When the amount of code amount interference increases, all the tap gains of the transversal filter constituting the forward equalizer 1 are suppressed, so if this value is not below a predetermined value, the comparator 11 Generate a signal. As a result,
Since the output signal from the comparator 11 is supplied to the switch circuit 10 via the delay circuit 12, the switch circuit 10 has terminals 4-10a and 10b open, and includes the backward equalizer 2 and the feedback circuit. It will be released.

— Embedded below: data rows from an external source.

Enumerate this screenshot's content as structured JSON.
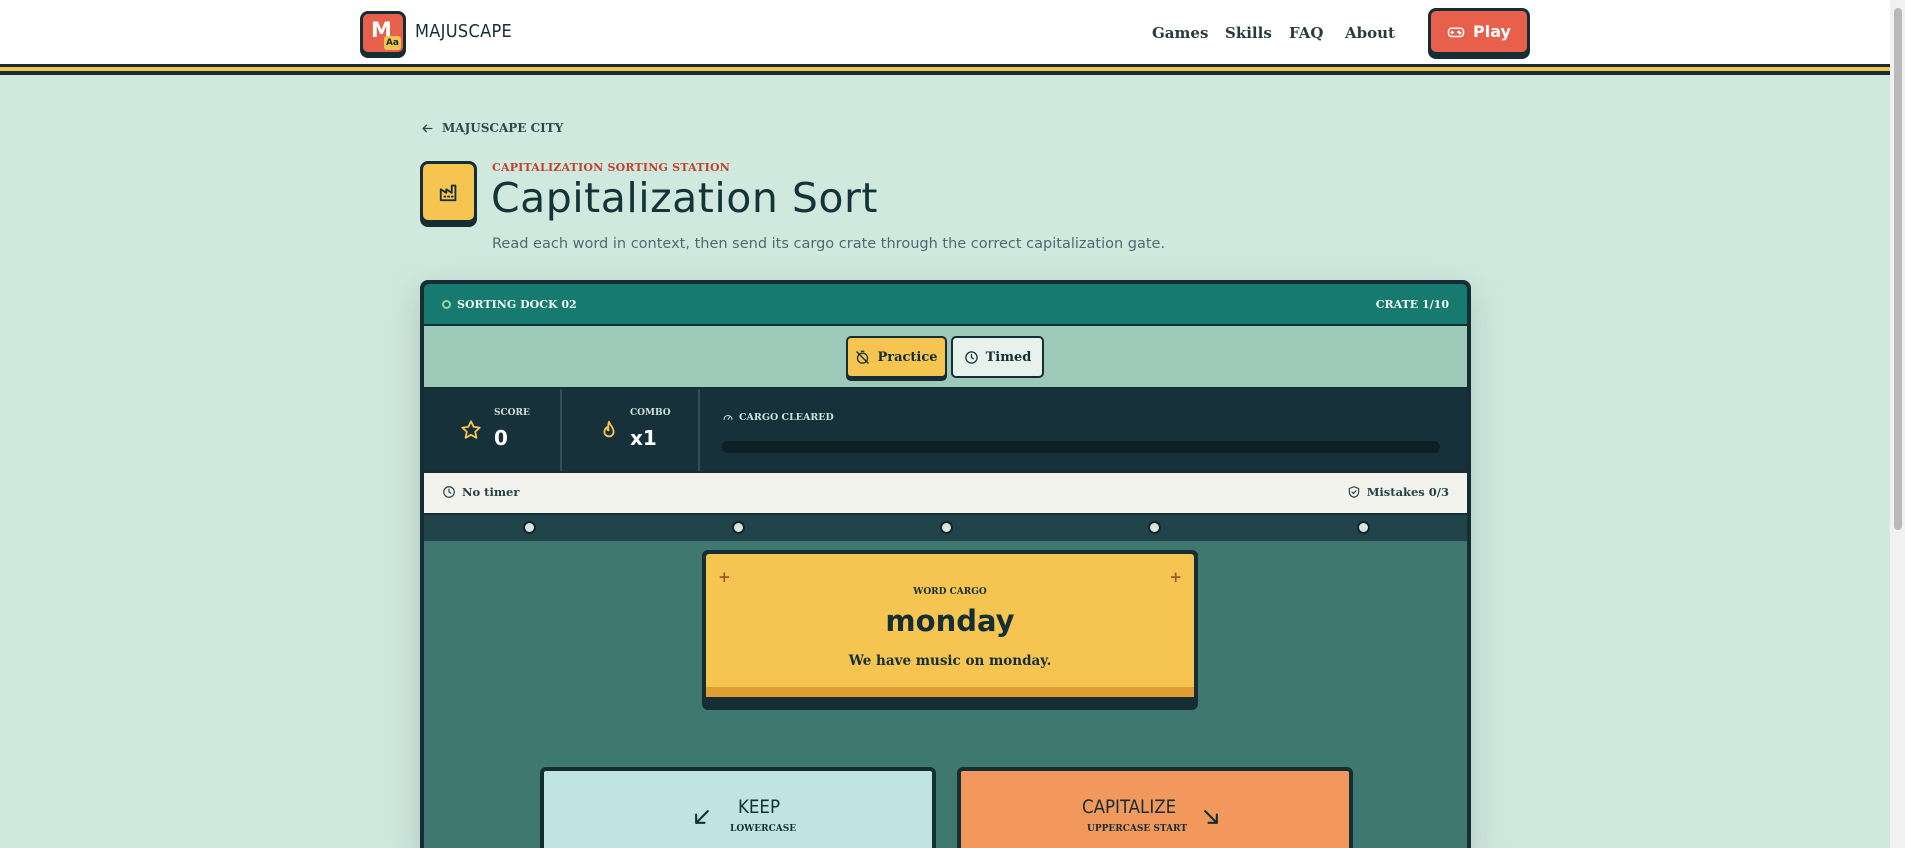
{
  "header": {
    "logo_letter": "M",
    "logo_badge": "Aa",
    "brand": "MAJUSCAPE",
    "nav": [
      "Games",
      "Skills",
      "FAQ",
      "About"
    ],
    "play_label": "Play"
  },
  "breadcrumb": {
    "label": "MAJUSCAPE CITY"
  },
  "page": {
    "eyebrow": "CAPITALIZATION SORTING STATION",
    "title": "Capitalization Sort",
    "subtitle": "Read each word in context, then send its cargo crate through the correct capitalization gate."
  },
  "game": {
    "dock_label": "SORTING DOCK 02",
    "crate_count": "CRATE 1/10",
    "modes": {
      "practice": "Practice",
      "timed": "Timed",
      "active": "Practice"
    },
    "stats": {
      "score_label": "SCORE",
      "score": "0",
      "combo_label": "COMBO",
      "combo": "x1",
      "cargo_label": "CARGO CLEARED",
      "cargo_progress": 0
    },
    "timer": "No timer",
    "mistakes": "Mistakes 0/3",
    "crate": {
      "label": "WORD CARGO",
      "word": "monday",
      "sentence": "We have music on monday."
    },
    "gates": {
      "keep_title": "KEEP",
      "keep_sub": "LOWERCASE",
      "cap_title": "CAPITALIZE",
      "cap_sub": "UPPERCASE START"
    }
  },
  "colors": {
    "accent_red": "#e8604c",
    "accent_yellow": "#f5c451",
    "teal": "#177a70",
    "dark": "#142e34",
    "background": "#d0e9df"
  }
}
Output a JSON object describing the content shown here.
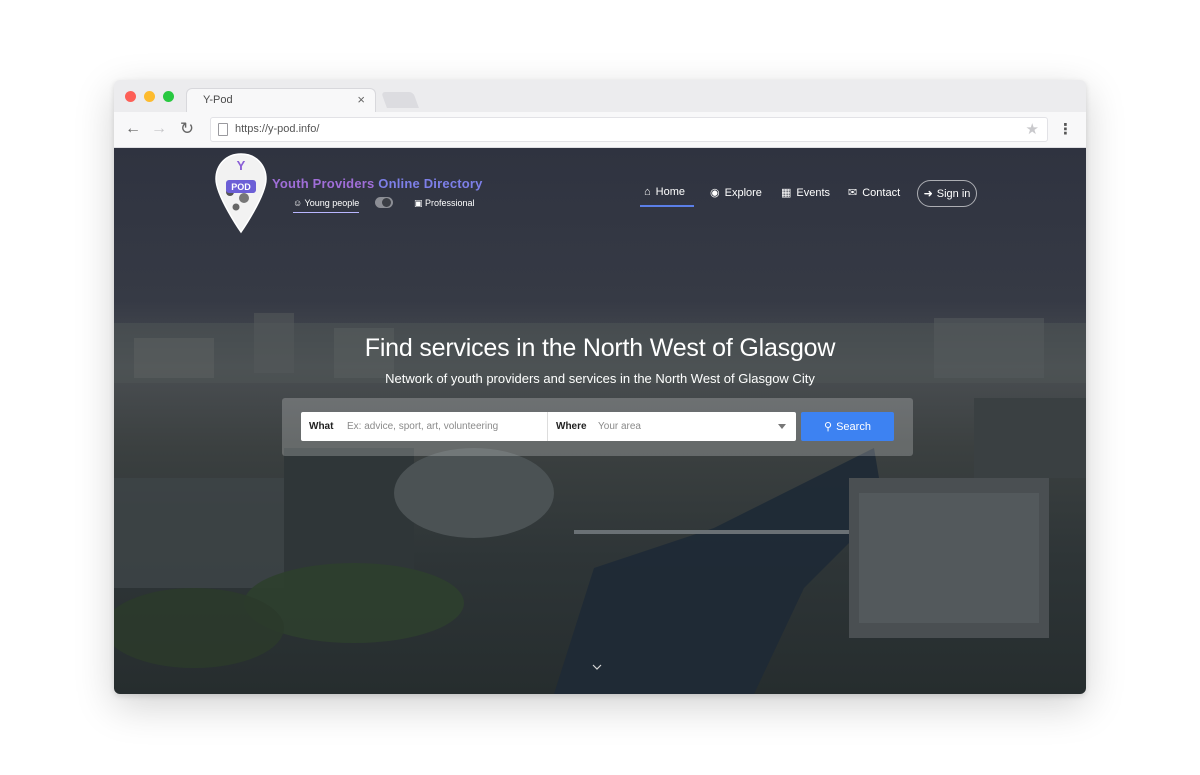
{
  "browser": {
    "tab_title": "Y-Pod",
    "tab_close": "×",
    "url": "https://y-pod.info/",
    "back_icon": "←",
    "forward_icon": "→",
    "reload_icon": "↻",
    "star_icon": "★",
    "menu_icon": "⋮"
  },
  "header": {
    "logo_letters": [
      "Y",
      "POD"
    ],
    "brand_part1": "Youth Providers",
    "brand_part2": " Online Directory",
    "mode_young": "Young people",
    "mode_pro": "Professional",
    "mode_icon_young": "user-icon",
    "mode_icon_pro": "briefcase-icon"
  },
  "nav": {
    "items": [
      {
        "label": "Home",
        "icon": "home-icon",
        "active": true
      },
      {
        "label": "Explore",
        "icon": "map-pin-icon"
      },
      {
        "label": "Events",
        "icon": "calendar-icon"
      },
      {
        "label": "Contact",
        "icon": "mail-icon"
      }
    ],
    "signin": "Sign in"
  },
  "hero": {
    "title": "Find services in the North West of Glasgow",
    "subtitle": "Network of youth providers and services in the North West of Glasgow City"
  },
  "search": {
    "what_label": "What",
    "what_placeholder": "Ex: advice, sport, art, volunteering",
    "where_label": "Where",
    "where_placeholder": "Your area",
    "button": "Search"
  },
  "colors": {
    "accent": "#3d82f2",
    "brand_purple": "#a06ed8",
    "brand_blue": "#7d7fe8",
    "nav_active": "#5b7fe8"
  }
}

In wireless communication, delayed echoes due to multipath do not always have strong energy, and there are always cases in which the demodulated eye pattern becomes almost normal within a short time even without a backward equalizer. . Therefore, in such a state, the adaptive decision feedback automatic equalizer converges and restores to the normal state even without the bankword equalizer 2, so for a short time, the feedback including the backward equalizer 2 The loop can be left open.

Once the normal state is restored, the tap gain of the transversal filter constituting the forward equalizer 1 exceeds a predetermined value, so the output signal of the comparator 11 changes from the "1" level to the "10" level.

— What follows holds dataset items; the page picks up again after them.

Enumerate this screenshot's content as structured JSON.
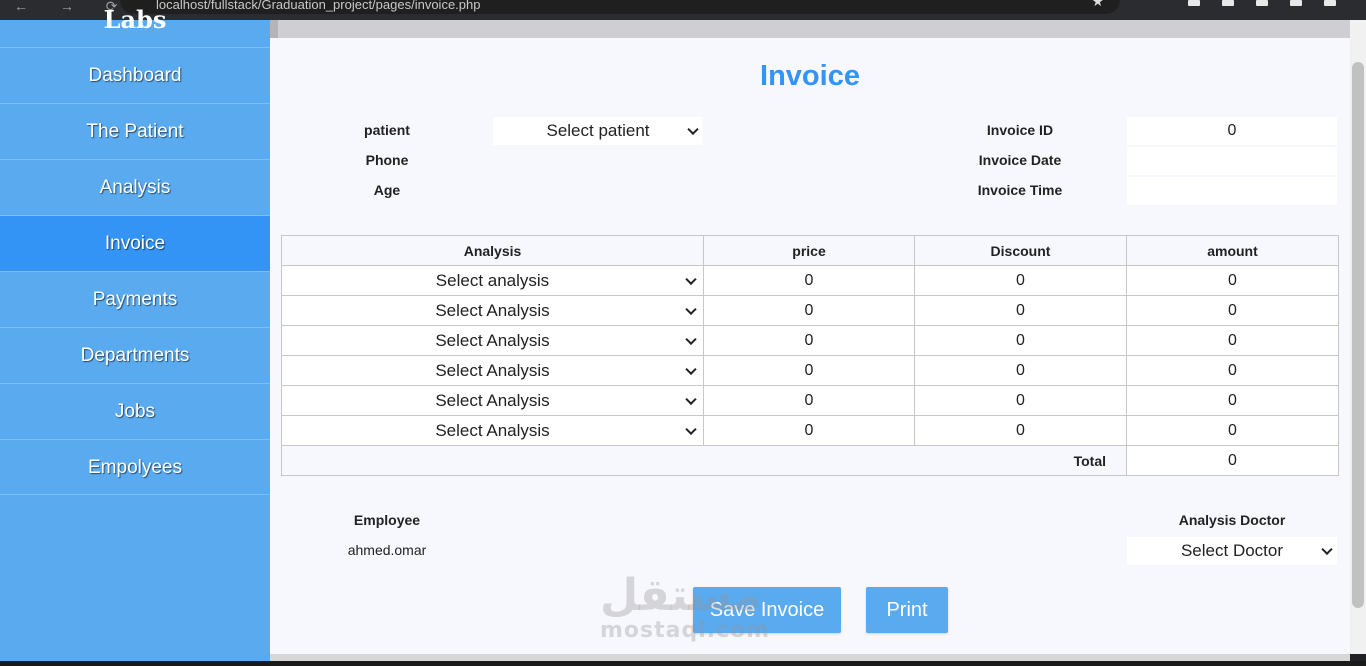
{
  "browser": {
    "url": "localhost/fullstack/Graduation_project/pages/invoice.php",
    "star_glyph": "★",
    "nav_glyphs": "← → ⟳"
  },
  "sidebar": {
    "brand": "Labs",
    "items": [
      {
        "label": "Dashboard"
      },
      {
        "label": "The Patient"
      },
      {
        "label": "Analysis"
      },
      {
        "label": "Invoice",
        "active": true
      },
      {
        "label": "Payments"
      },
      {
        "label": "Departments"
      },
      {
        "label": "Jobs"
      },
      {
        "label": "Empolyees"
      }
    ]
  },
  "invoice": {
    "title": "Invoice",
    "patient_label": "patient",
    "patient_select": "Select patient",
    "phone_label": "Phone",
    "age_label": "Age",
    "invoice_id_label": "Invoice ID",
    "invoice_id_value": "0",
    "invoice_date_label": "Invoice Date",
    "invoice_date_value": "",
    "invoice_time_label": "Invoice Time",
    "invoice_time_value": ""
  },
  "table": {
    "headers": [
      "Analysis",
      "price",
      "Discount",
      "amount"
    ],
    "rows": [
      {
        "analysis": "Select analysis",
        "price": "0",
        "discount": "0",
        "amount": "0"
      },
      {
        "analysis": "Select Analysis",
        "price": "0",
        "discount": "0",
        "amount": "0"
      },
      {
        "analysis": "Select Analysis",
        "price": "0",
        "discount": "0",
        "amount": "0"
      },
      {
        "analysis": "Select Analysis",
        "price": "0",
        "discount": "0",
        "amount": "0"
      },
      {
        "analysis": "Select Analysis",
        "price": "0",
        "discount": "0",
        "amount": "0"
      },
      {
        "analysis": "Select Analysis",
        "price": "0",
        "discount": "0",
        "amount": "0"
      }
    ],
    "total_label": "Total",
    "total_value": "0"
  },
  "footer": {
    "employee_label": "Employee",
    "employee_value": "ahmed.omar",
    "doctor_label": "Analysis Doctor",
    "doctor_select": "Select Doctor",
    "save_label": "Save Invoice",
    "print_label": "Print"
  },
  "watermark": {
    "arabic": "مستقل",
    "latin": "mostaql.com"
  },
  "colors": {
    "sidebar": "#5aaaf0",
    "active_nav": "#3394f5",
    "title": "#3394f5",
    "button": "#5aaaf0"
  }
}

However, since this signal is supplied to the switch circuit 10 via the delay circuit 12, the delay circuit 12 is connected to the comparator 11.
Even if the output signal reaches the "0" level, it continues to send out the "1" level output signal for a predetermined period of time. As a result, the switch circuit 12 is connected to the terminals 10a-10 after a predetermined period of time after the adaptive decision feedback automatic equalizer is restored to the normal state.
b is closed, a feedback loop including the backward equalizer 2 is formed. By setting this delay time to an appropriate value, it is possible to restore the normal state in the event of a malfunction.

As explained above, the adaptive decision feedback automatic equalizer according to the present invention opens the backward equalizer when a change in the tap gain of the transversal filter constituting the forward equalizer is detected. This has the effect that even if the amount of interference becomes large, oscillation of the feedback loop including the backward equalizer does not occur.

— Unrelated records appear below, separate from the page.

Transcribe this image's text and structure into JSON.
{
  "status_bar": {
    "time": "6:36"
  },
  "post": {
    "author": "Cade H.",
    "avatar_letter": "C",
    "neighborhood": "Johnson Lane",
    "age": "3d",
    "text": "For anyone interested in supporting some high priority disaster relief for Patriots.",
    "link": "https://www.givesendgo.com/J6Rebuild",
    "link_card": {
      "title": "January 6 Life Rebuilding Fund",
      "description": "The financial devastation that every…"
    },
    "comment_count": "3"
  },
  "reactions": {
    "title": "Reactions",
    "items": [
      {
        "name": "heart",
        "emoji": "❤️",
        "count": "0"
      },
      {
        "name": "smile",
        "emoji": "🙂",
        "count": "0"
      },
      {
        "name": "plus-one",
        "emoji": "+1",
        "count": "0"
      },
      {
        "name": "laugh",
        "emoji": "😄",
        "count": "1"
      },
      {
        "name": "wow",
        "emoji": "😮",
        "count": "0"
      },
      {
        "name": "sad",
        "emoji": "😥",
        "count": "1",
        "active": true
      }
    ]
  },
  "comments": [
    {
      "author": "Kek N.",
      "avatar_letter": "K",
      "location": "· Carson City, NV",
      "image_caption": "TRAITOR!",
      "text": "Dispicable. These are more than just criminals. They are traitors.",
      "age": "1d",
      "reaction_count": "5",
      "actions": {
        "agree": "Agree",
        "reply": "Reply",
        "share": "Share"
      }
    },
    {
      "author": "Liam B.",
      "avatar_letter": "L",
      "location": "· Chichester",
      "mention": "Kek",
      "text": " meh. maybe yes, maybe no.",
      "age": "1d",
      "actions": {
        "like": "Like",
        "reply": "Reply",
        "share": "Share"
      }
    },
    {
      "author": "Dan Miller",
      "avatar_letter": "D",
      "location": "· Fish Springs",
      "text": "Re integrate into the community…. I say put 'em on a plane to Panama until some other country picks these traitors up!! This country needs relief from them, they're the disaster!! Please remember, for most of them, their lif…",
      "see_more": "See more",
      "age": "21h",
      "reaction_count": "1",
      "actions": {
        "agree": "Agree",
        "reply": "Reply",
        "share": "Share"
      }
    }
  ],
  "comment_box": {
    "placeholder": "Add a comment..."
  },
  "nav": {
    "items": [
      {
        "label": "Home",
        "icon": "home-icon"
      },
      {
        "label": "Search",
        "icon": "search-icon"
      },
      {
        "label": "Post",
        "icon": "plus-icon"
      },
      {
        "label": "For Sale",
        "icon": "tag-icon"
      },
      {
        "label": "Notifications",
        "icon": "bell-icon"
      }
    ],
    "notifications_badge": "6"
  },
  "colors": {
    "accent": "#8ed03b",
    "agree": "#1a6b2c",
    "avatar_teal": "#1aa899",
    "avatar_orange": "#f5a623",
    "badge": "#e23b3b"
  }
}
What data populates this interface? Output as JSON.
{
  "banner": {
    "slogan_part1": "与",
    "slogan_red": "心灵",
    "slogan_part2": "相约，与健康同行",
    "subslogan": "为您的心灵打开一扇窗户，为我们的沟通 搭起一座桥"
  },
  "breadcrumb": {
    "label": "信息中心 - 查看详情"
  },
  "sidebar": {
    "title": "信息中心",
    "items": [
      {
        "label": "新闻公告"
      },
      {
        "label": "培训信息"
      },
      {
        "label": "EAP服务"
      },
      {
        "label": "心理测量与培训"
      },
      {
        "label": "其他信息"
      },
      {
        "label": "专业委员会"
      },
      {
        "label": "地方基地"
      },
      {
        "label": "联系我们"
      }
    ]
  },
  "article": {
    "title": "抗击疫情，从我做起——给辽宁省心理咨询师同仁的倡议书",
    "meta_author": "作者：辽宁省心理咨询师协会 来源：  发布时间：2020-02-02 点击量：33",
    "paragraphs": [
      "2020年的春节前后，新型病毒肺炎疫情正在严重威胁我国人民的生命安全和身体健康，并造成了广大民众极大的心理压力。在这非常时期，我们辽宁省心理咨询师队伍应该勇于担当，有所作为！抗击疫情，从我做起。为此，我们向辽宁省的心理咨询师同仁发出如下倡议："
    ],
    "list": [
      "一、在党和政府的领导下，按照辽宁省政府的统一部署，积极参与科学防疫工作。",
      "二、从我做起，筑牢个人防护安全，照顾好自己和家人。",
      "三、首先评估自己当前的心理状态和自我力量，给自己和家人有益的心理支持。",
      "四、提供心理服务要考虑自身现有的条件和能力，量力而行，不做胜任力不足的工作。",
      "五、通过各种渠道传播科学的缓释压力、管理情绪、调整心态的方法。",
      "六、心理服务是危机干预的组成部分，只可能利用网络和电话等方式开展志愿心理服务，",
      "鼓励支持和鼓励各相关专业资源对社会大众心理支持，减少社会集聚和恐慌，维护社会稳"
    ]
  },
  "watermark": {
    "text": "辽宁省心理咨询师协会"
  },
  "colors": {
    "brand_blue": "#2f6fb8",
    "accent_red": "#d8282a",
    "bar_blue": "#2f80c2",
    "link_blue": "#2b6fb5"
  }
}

[Brief explanation of the drawing]

FIG. 1 is a block diagram showing an example of a conventional equalizer, and FIG. 2 is a block diagram showing an embodiment of the equalizer of the present invention. 1...forward equalizer, 2...e backward equalizer, 10...switch circuit, 11...comparator, 12...delay circuit. 11

Claims (1)

[Claims] A forward isovolume composed of a transversal filter having a plurality of taps, and a backward isoproportion that forms a feedback loop between the input and output terminals of a signal processing circuit that processes the signal from the forward equalizer. The adaptive decision feedback automatic equalizer includes a switch circuit inserted in the feedback loop, and a comparator that supplies a control signal to the switch circuit when the tap gains at all taps of the transversal filter become below a predetermined value. , and a delay circuit that continues to generate a control signal for a predetermined period even after the signal from the comparator is no longer generated.